No. 19 Arizona State’s loss to No. 6 Stanford on Friday night can be viewed as a microcosm of the entire season for the Devils when they’ve gone up against top-tier opponents. They competed fiercely, and at many times were agonizingly close to securing a signature win, but when it came down to the few shots that would decide the game, the team executing did not have pitchforks on their uniforms.

With games decided by a combined eight points against Top-5 teams Baylor and Louisville or last night by seven against No. 6 Stanford, the Sun Devils have an abundance of quality losses.

Those defeats will look good to AP voters when they cast ballots toward the national rankings. However, nobody plays Division 1 basketball to lose pretty, and the frustration is starting to build for Charli Turner Thorne’s squad.

“It’s really frustrating because everyone on our team is very competitive and we want to win,” senior guard Courtney Ekmark said. “We’re right there and it’s our time to take them.”

These big game losses are especially frustrating for players like Ekmark, who transferred from then reigning national champion Connecticut to play at Arizona State. Ekmark has been a part of, and won, many big games throughout her college career. She knows as well as any member of this team that one of their greatest strengths is the experience they carry over the majority of their opponents.

ASU brought back the bulk of their roster and their leading three scorers from last season. That veteran presence was supposed to help the Devils close out the big games they would play in this year. So far, that hasn’t happened.

Yet with all the frustration and restlesness building in the locker room, head coach Charli Turner Thorne knows the team is just a step or two away from being able to flip the script on some of these games.

“These juniors and seniors have closed out plenty of big games,” Turner Thorne said. “So it’s not like ‘oh, we’re here for the first time,’ we just need to be consistent.”

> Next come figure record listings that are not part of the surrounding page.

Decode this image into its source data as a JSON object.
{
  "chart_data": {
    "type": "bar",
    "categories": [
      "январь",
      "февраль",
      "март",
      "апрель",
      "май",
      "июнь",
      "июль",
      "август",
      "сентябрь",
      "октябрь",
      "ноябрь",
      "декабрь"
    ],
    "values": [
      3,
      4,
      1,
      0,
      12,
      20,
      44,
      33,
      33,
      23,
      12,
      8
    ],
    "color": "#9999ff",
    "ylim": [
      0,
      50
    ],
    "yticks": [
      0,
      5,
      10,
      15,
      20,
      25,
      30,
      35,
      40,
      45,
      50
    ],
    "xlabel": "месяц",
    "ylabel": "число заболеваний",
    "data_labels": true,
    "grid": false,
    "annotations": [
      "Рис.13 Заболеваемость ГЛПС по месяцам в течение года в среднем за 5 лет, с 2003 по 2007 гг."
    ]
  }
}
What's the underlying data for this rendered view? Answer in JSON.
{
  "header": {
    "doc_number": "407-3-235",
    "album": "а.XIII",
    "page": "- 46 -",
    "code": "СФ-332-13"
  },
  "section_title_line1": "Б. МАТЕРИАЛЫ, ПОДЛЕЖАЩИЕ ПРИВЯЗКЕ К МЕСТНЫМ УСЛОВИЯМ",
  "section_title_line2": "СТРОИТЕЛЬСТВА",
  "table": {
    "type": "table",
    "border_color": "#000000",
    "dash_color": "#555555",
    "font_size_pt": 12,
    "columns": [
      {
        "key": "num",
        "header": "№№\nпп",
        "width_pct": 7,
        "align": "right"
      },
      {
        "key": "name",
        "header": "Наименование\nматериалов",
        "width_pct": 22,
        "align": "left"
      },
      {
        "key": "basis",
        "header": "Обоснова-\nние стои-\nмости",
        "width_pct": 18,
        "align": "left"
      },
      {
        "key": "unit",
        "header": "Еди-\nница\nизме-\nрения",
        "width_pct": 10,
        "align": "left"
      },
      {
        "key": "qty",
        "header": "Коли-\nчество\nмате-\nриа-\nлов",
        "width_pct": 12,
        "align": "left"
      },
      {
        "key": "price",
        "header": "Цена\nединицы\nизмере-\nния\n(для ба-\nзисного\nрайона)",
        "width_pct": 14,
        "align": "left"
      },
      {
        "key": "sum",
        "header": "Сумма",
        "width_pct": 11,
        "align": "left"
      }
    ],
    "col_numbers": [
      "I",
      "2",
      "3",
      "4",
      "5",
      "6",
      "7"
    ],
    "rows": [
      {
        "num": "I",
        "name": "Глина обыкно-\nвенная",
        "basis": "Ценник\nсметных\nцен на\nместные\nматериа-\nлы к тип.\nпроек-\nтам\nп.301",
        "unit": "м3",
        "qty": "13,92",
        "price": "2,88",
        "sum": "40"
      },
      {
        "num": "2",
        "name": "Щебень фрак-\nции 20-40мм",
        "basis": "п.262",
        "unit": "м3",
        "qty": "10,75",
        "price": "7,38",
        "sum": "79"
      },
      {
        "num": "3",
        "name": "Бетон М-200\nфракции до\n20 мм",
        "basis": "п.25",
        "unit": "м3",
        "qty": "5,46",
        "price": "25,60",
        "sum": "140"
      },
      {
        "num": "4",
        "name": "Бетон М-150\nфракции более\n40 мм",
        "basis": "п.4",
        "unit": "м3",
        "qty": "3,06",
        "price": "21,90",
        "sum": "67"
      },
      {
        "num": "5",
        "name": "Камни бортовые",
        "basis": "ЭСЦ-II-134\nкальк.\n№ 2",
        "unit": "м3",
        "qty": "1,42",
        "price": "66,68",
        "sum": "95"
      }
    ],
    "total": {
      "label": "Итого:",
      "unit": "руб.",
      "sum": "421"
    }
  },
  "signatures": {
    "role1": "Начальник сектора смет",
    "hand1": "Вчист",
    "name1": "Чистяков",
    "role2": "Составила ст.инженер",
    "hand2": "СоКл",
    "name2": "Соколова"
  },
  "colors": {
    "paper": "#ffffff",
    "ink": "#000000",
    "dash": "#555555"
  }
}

ASU needs to find that consistency late in games, especially now, as they are in the midst of a potentially season-defining stretch that will have large bearing on their standing in the Pac-12.

Here’s the gauntlet the Devils will face over the next two weeks; No. 24 California, No. 5 Oregon and No. 10 Oregon State. If the Sun Devils can find a way to go 2-1 over these crucial three games, they’ll be in great shape for the Pac-12 tournament.

The later the Devils see these ranked teams in the conference tournament, the more likely it is they grab a No. 4 seed or above in the NCAA tournament. That would give the Devils an opportunity to host the first two rounds of the NCAA tournament for the first time since 2016.

Having the advantage of the friendly confines of Wells Fargo Arena is a virtue that cannot be understated, but the players know they can’t get too far ahead of themselves.

Practices have been dedicated to making sure the players are sound fundamentally so that when the big moments come, the team can act on instict instead of tensing up.

“We have to do the little things first in order for the big things to fall in place,” said senior center Charnea Johnson-Chapman, who tied a career high with 16 points against Stanford.

Not knowing the basics can lead a team to look out of sync. In the first half against Stanford, the Devils didn’t seem anything like the team that took Baylor and Louisville down to the wire.

ASU shot an ugly 28 percent from the field in the first half, and took many bad shots on their way to a 12 point first half deficit.

“We’re so impatient with things that we tend to guard ourselves a little bit,” Turner Thorne said. “That’s not good enough to beat a final-four caliber team.”

It’s a quick turnaround for the Sun Devils, as the team will take on No. 24 California Sunday afternoon at home. Over these next three games, ASU must start the process toward closing games out, because close isn’t going to cut it in March.